A Circle is Round

I’ve been in Portland for seven days.  The time is feeling both long and leisurely  and wickedly fast.  So far, the trip has been wonderful.

I had dinner a couple of nights ago with a friend I’ve known since the sixth grade.  She and her family moved into a house four down from ours in the Southwest Portland neighborhood we lived in from 1990-1994.  I was so excited to have someone my age living down the street that I overwhelmed her slightly with my friendliness and enthusiasm.  Thankfully, she didn’t hold it against me.  She moved to Germany after college, and so I’ve probably seen her three times in the last six years.  We reconnected last February, when I had a vivid dream about her, and called her house, thinking I would ask her mom for her email address.  Only she answered the phone, home because her dad had recently died.  We’ve been in email since then and lucky for me, she relocated to Portland about a month ago.

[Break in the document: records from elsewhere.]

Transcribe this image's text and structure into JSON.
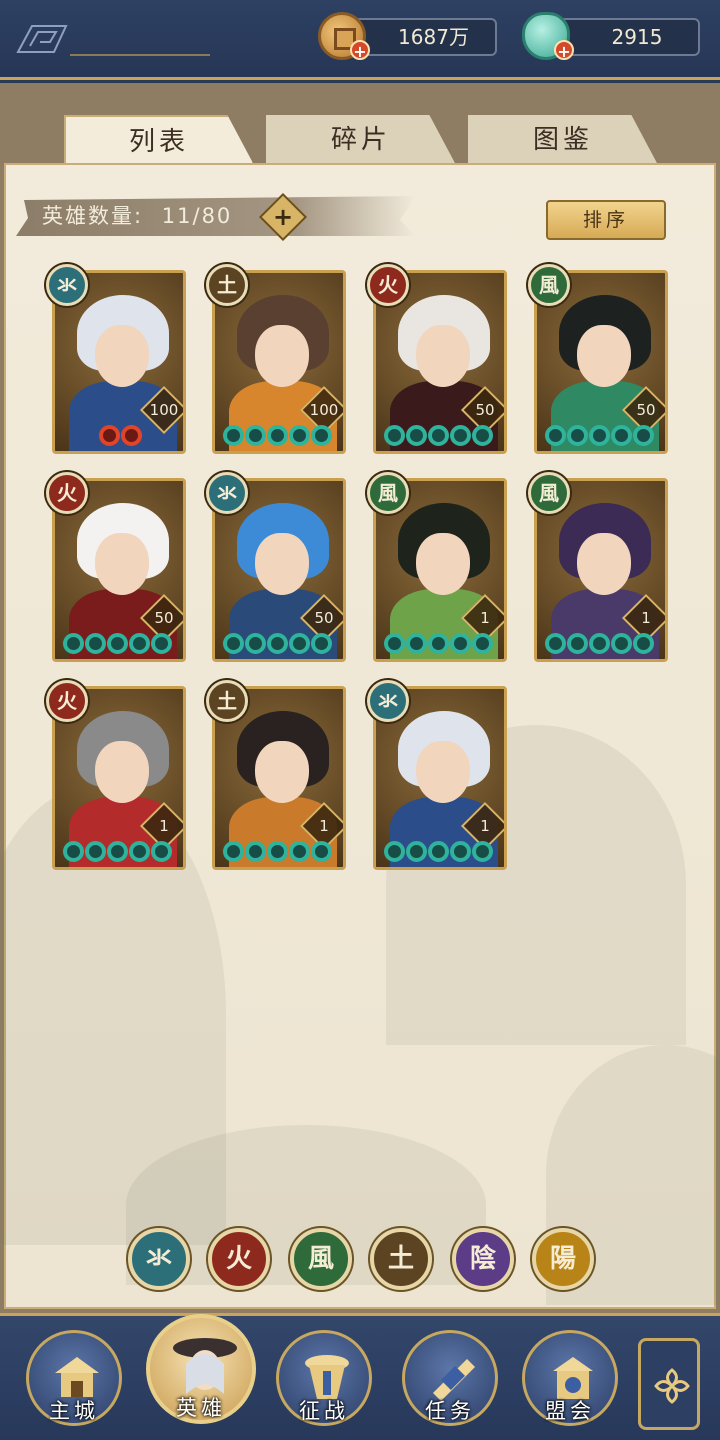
{
  "resources": {
    "coins": "1687万",
    "jade": "2915"
  },
  "tabs": [
    "列表",
    "碎片",
    "图鉴"
  ],
  "hero_count": {
    "label": "英雄数量:",
    "value": "11/80"
  },
  "sort_label": "排序",
  "elements": {
    "water": {
      "glyph": "氺",
      "color": "#2d6f78"
    },
    "fire": {
      "glyph": "火",
      "color": "#8e2a1d"
    },
    "wind": {
      "glyph": "風",
      "color": "#2f6a3a"
    },
    "earth": {
      "glyph": "土",
      "color": "#5c4422"
    },
    "yin": {
      "glyph": "陰",
      "color": "#5c3c86"
    },
    "yang": {
      "glyph": "陽",
      "color": "#b88418"
    }
  },
  "heroes": [
    {
      "element": "water",
      "level": "100",
      "stars": "red2",
      "hair": "#dfe3ec",
      "body": "#2b4d8a"
    },
    {
      "element": "earth",
      "level": "100",
      "stars": "teal5",
      "hair": "#5a4030",
      "body": "#d8862d"
    },
    {
      "element": "fire",
      "level": "50",
      "stars": "teal5",
      "hair": "#e9e6e2",
      "body": "#3a1a1a"
    },
    {
      "element": "wind",
      "level": "50",
      "stars": "teal5",
      "hair": "#1d2220",
      "body": "#2f8a64"
    },
    {
      "element": "fire",
      "level": "50",
      "stars": "teal5",
      "hair": "#f3f2f0",
      "body": "#7a1c1c"
    },
    {
      "element": "water",
      "level": "50",
      "stars": "teal5",
      "hair": "#3d8bd6",
      "body": "#2a4a7a"
    },
    {
      "element": "wind",
      "level": "1",
      "stars": "teal5",
      "hair": "#1e241c",
      "body": "#6ea34a"
    },
    {
      "element": "wind",
      "level": "1",
      "stars": "teal5",
      "hair": "#3b2b55",
      "body": "#4a3a6a"
    },
    {
      "element": "fire",
      "level": "1",
      "stars": "teal5",
      "hair": "#8a8a8a",
      "body": "#b42b2b"
    },
    {
      "element": "earth",
      "level": "1",
      "stars": "teal5",
      "hair": "#2a2220",
      "body": "#c97a2a"
    },
    {
      "element": "water",
      "level": "1",
      "stars": "teal5",
      "hair": "#dfe3ec",
      "body": "#2b4d8a"
    }
  ],
  "filters": [
    "water",
    "fire",
    "wind",
    "earth",
    "yin",
    "yang"
  ],
  "nav": [
    {
      "label": "主城",
      "icon": "city-icon"
    },
    {
      "label": "英雄",
      "icon": "hero-icon"
    },
    {
      "label": "征战",
      "icon": "battle-icon"
    },
    {
      "label": "任务",
      "icon": "quest-icon"
    },
    {
      "label": "盟会",
      "icon": "guild-icon"
    }
  ]
}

Seeing her was a delight and so easy.  There’s something about old, old friends that makes them feel like family, and it is possible to relax in their presence down to the insides of your being.  I feel lucky to have people like that in my life.

Last night I went to see my sister perform at the Alberta Pub.  She’s been playing the Free Hot Cocoa Happy Hours there all December, and loves the notion of free hot cocoa almost as much as having the gig.  We walked into the pub, shedding the tension of a minor family disagreement as we moved into the light and warmth of the room.  Waiting inside, sipping a glass of hot apple cider, was Raina’s middle-school best friend, Kelen.  Raina hadn’t seen her in nearly eight years, and it had been more like ten for me.  She is living a happy life, doing something she loves on the first try out of grad school.  I tried to emphasize, without being too much of the obnoxious older sister, how fortunate she is to be earning a living doing something that brings her joy, and that she shouldn’t think that just because something else down the line might be different that it will be better.

Seeing my sister perform is always a transcendental experience for me.  She is so talented and full of light that I am left blinking, wondering if that’s really my little sister up on stage, and if so, how she manages such a transformation.  When I listen to her play, there’s really no place I would rather be.